Крокавец, доктор Лелкеш, Теренчени помалкивали, словно им заткнули рот кляпом, хотя Петрович лил воду на их мельницы: требовал защиты программы автономистов. Естественно, оратор вправе был ожидать от них хотя бы одобрительного кивка: «Правильно!» Молчание союзников не означало согласия. «Знают уже о нашем сговоре с патриотами и сердятся?» — мелькнуло в голове у Петровича. Член партии Корень, в иные времена всегда готовый шумно выражать свое одобрение, даже не кивнул в знак согласия. Он злорадно скалил зубы — того и гляди укусит. Клинчек беспокойно вертел головой. Доктор Рубар чертил карандашом по повестке — из каракулей получалась большая затейливая буква «А». Увлекшись, он сильно оттопырил нижнюю губу. Без сомнения, он думал: «Вполне автономистская речь. Это тебе не на пользу». Цуцак бесстрастно рылся в коробке с сигарами. Козяковский вытирал уголки рта, размышляя — надо ли выступить против? Его смущало утверждение Петровича, будто патриоты на верном пути и соединяются с положительными политическими партиями. Малерник подпер голову кулаком и бездумно уставился в окно.

Поднялся Мангора.

— О чем? — спросил президент.

— По обсуждаемому вопросу.

Президент нетерпеливо махнул рукой.

— Еще? У вас язык еще ворочается?! Эдак мы в три не кончим. Придется продолжить заседание до четырех.

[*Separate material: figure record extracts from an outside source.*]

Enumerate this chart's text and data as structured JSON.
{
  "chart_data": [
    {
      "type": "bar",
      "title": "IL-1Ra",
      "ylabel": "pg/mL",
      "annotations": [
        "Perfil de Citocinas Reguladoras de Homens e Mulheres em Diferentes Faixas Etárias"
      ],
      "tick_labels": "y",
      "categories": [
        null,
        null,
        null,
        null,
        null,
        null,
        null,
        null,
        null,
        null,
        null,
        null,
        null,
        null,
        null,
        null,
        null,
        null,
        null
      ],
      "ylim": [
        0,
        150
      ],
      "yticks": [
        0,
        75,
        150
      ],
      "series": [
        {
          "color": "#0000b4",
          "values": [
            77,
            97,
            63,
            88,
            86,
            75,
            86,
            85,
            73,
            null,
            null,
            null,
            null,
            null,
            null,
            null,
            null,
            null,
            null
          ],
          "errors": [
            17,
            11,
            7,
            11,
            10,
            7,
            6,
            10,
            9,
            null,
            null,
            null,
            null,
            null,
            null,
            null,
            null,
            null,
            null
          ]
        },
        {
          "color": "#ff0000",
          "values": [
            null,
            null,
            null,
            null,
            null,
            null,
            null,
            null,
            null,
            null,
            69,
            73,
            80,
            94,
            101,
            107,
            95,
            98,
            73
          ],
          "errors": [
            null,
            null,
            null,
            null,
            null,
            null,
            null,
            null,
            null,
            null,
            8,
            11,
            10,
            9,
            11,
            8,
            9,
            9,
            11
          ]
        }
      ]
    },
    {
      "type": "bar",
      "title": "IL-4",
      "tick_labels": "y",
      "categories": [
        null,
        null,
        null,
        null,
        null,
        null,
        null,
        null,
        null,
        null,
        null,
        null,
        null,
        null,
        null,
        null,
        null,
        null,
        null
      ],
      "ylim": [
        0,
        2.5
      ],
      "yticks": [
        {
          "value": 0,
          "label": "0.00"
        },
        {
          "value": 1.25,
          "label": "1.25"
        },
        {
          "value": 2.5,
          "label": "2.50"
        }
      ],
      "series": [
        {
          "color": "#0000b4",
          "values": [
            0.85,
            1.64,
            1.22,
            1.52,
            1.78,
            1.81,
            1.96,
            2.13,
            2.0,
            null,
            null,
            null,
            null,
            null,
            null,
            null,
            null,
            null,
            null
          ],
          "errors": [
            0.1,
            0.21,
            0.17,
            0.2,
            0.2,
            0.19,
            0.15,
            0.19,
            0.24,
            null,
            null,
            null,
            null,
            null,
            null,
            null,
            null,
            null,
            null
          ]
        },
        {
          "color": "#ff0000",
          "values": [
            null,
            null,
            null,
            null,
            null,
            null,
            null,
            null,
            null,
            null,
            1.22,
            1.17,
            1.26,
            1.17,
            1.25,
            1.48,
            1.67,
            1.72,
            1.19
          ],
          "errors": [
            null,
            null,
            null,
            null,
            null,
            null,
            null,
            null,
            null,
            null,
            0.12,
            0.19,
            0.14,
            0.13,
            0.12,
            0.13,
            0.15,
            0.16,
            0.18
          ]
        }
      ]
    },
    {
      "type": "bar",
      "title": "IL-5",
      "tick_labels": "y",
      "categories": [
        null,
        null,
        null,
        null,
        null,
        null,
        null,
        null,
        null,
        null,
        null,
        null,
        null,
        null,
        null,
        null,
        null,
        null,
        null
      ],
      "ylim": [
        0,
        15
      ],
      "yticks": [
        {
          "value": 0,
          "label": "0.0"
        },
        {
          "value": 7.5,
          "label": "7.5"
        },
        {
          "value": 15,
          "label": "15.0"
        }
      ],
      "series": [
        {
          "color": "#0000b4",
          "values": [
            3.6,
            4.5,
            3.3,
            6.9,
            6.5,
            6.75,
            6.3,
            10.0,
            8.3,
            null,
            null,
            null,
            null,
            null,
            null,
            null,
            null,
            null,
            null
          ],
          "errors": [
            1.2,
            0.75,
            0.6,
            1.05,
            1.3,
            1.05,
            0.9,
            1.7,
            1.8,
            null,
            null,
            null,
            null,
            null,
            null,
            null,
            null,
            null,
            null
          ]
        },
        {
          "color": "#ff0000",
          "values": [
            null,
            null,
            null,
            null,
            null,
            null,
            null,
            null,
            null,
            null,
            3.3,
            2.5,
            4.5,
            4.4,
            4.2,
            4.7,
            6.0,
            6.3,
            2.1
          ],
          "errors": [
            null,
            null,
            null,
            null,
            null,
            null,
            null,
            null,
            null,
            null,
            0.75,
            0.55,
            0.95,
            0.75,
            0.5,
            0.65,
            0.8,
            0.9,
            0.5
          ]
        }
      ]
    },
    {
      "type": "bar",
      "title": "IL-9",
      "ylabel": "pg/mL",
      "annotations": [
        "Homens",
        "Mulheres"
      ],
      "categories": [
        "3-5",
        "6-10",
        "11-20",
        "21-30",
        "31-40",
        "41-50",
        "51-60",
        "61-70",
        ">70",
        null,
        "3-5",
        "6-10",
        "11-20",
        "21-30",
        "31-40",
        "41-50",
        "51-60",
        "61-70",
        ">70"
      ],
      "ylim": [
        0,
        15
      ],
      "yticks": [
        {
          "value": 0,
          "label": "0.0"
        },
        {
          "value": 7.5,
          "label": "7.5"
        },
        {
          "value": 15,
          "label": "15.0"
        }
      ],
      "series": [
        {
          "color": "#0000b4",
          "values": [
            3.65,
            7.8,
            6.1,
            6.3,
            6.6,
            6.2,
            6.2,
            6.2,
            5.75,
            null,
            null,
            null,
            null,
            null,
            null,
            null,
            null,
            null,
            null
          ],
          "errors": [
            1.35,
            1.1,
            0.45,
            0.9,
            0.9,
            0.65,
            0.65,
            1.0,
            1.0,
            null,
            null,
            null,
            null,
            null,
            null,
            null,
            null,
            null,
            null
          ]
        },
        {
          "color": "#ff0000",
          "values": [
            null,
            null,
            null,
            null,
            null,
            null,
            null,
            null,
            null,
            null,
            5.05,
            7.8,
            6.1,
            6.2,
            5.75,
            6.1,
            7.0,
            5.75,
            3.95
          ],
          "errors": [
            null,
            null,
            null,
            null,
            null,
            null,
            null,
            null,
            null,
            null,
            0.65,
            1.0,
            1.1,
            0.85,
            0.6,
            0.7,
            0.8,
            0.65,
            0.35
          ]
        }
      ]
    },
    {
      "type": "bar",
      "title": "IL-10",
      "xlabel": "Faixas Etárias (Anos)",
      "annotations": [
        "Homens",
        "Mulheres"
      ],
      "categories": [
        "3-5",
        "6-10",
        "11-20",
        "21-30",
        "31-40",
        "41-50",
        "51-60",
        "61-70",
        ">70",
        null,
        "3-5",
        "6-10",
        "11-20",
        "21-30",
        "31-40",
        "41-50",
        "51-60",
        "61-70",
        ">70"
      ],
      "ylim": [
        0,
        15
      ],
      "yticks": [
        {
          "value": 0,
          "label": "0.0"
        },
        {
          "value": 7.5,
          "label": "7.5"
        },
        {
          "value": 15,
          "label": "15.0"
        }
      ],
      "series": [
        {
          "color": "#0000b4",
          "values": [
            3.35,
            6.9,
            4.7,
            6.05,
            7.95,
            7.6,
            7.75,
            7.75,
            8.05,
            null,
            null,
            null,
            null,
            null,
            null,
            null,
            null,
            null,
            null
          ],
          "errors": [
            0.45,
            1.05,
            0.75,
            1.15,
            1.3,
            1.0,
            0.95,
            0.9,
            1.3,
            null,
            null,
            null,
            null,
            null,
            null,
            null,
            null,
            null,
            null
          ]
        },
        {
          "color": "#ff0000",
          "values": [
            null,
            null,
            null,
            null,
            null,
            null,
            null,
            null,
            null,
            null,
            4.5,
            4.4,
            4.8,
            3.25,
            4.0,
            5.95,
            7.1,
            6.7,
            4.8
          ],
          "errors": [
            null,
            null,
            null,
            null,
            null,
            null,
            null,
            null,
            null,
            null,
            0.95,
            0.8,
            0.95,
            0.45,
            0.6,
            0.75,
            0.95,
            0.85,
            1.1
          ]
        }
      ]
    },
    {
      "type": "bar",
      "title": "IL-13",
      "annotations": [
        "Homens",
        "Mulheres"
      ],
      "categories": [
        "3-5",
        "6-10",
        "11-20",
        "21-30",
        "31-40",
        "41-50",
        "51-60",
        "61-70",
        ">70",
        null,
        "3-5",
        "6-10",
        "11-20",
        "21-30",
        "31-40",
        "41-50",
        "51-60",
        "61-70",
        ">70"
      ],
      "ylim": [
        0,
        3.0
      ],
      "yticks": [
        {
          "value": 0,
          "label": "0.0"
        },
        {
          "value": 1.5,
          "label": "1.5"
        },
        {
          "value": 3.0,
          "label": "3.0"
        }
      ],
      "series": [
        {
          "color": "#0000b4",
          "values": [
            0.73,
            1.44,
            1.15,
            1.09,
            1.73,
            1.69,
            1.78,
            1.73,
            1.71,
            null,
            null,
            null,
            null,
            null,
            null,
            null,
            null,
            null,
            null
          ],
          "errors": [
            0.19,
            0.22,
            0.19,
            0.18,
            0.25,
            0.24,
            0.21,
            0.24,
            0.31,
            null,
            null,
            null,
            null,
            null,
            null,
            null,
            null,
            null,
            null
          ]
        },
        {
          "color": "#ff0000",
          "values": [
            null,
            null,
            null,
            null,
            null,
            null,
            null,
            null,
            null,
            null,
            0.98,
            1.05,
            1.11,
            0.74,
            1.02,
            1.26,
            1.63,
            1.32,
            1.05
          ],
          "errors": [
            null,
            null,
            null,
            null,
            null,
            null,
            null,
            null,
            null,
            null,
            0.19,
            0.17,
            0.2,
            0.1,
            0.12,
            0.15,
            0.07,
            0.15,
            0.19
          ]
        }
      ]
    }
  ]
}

— Нет, нет! Давайте кончать. Ехать пора, — раздались голоса.

— Я буду краток, — настаивал Мангора.

— И так все известно. Молчите уж.

— Не позволю терроризировать себя! Я настаиваю на своем законном праве, — спесиво заупрямился Мангора. — Еще раз хочу обратить ваше внимание на то, что тут речь идет не столько о нас, сколько о беспокойном англичанине, который может отвернуть от нас свой благосклонный взор и обмакнуть свое перо в нашу рассеянность, что нам только повредит. Необходимо детально расследовать происшествие и доложить о результатах.